The Competition Tribunal ruled in favor of the National Economic Prosecutor’s Office, against 74 of 84 physicians of the city of Punta Arenas, who were accused of signing a price fixing agreement for the provision of different specialized medical services. With this objective, the physicians had formed a society, named “AM Patagonia S.A.” (Ampatagonia) and established a list of fees.
The Tribunal considered that the agreement was capable of harming free competition, at least in the short run, in some specialized medical services –offered by the 74 sanctioned physicians-, since the list of fees increased the price that users of the private health system faced for said medical services.
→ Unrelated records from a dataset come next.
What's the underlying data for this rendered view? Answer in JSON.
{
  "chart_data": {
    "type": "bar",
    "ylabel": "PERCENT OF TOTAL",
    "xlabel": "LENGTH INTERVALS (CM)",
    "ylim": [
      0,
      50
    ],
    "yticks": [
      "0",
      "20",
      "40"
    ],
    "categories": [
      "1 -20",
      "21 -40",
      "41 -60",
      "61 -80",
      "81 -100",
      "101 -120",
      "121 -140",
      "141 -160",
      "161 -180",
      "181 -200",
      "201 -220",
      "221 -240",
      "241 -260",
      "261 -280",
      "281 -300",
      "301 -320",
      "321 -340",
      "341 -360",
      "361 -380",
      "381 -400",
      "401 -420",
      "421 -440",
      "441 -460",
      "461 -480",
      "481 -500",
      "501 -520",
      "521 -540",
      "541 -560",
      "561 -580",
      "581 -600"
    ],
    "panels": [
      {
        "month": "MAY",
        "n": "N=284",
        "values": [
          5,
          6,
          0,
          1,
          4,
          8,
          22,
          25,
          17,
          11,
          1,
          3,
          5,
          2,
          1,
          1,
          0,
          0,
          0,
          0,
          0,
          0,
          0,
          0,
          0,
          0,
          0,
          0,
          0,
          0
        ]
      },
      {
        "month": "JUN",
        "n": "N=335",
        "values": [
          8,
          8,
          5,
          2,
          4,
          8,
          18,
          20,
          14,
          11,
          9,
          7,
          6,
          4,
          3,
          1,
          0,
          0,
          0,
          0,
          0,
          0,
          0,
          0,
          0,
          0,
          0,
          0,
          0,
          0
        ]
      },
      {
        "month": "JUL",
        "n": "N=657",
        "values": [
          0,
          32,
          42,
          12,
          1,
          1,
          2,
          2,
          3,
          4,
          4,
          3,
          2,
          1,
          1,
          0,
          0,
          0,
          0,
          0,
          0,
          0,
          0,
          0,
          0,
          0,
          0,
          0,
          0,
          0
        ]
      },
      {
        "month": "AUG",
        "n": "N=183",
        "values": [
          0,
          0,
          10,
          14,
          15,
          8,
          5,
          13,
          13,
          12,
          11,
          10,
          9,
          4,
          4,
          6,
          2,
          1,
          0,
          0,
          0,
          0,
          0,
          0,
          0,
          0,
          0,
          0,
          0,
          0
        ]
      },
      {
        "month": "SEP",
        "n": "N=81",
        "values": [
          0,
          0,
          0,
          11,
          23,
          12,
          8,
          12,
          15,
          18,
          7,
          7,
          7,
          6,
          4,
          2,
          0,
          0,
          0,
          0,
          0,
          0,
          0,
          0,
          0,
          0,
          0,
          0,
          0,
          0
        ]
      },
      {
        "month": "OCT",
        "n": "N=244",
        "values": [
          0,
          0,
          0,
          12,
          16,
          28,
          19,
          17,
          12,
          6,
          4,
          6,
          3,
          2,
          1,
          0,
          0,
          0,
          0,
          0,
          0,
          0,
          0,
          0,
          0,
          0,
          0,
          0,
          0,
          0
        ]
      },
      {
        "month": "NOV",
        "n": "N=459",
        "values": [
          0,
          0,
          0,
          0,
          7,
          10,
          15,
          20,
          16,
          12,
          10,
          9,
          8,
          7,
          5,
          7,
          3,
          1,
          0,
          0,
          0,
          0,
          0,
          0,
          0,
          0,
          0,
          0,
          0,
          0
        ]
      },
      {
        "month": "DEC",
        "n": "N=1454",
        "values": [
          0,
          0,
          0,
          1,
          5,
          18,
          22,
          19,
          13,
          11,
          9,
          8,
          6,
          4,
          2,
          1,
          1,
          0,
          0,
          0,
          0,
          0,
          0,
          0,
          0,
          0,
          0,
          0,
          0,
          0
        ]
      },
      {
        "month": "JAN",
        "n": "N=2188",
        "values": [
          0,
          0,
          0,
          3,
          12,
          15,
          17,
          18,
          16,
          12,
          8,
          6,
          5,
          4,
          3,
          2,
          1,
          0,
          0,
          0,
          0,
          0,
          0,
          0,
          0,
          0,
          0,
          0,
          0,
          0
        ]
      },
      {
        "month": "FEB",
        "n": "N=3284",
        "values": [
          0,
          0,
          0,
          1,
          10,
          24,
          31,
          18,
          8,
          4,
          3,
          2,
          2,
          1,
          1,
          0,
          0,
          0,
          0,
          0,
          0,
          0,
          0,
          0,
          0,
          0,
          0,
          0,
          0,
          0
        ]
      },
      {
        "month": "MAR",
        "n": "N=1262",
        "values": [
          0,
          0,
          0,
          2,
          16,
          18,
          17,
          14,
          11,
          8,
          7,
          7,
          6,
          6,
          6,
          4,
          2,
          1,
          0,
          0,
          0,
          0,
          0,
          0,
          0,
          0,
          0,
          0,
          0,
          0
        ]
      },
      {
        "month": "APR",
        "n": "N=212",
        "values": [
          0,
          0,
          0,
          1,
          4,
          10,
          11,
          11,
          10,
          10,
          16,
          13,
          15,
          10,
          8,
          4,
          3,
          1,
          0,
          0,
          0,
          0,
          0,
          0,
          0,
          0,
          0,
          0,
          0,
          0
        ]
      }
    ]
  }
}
In the case of the 10 physicians who were acquitted, the agreement was not considered harmful to free competition. Considering the characteristics of the market, the agreement was not ideal to hinder or restrict free competition.
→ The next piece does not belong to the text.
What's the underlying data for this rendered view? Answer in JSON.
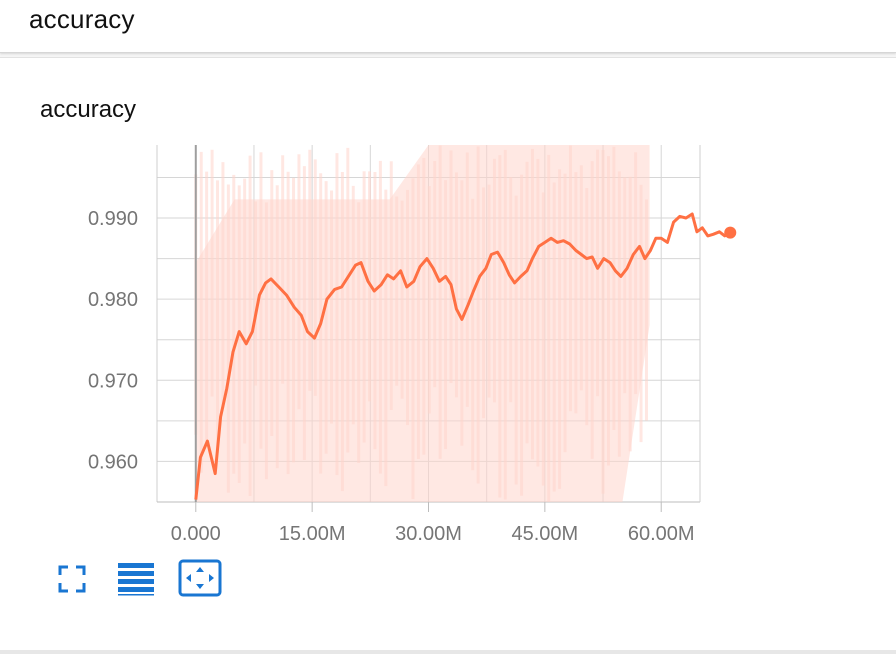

The 74 physicians received fines of 15 Monthly Tributary Units each (around US$ 1,100), except the agreement instigator, who was fined with 30 Monthly Tributary Units (around US$ 2,200). When establishing the fines, the Tribunal considered, on the one hand, the economic benefits obtained because of the infraction (higher prices charged because of the agreement). On the other hand, the Tribunal considered that (i) the defendants took actions to reduce or limit the effects of the infraction, (ii) the defendants’ association had other, licit, objectives as well, and (iii) the accused physicians had been cautious, though ill-advised, about the legality of their actions. The defendants Mr. Bustos and Mr. Margoni were acquitted, since their role as instigators of the agreement was not proved.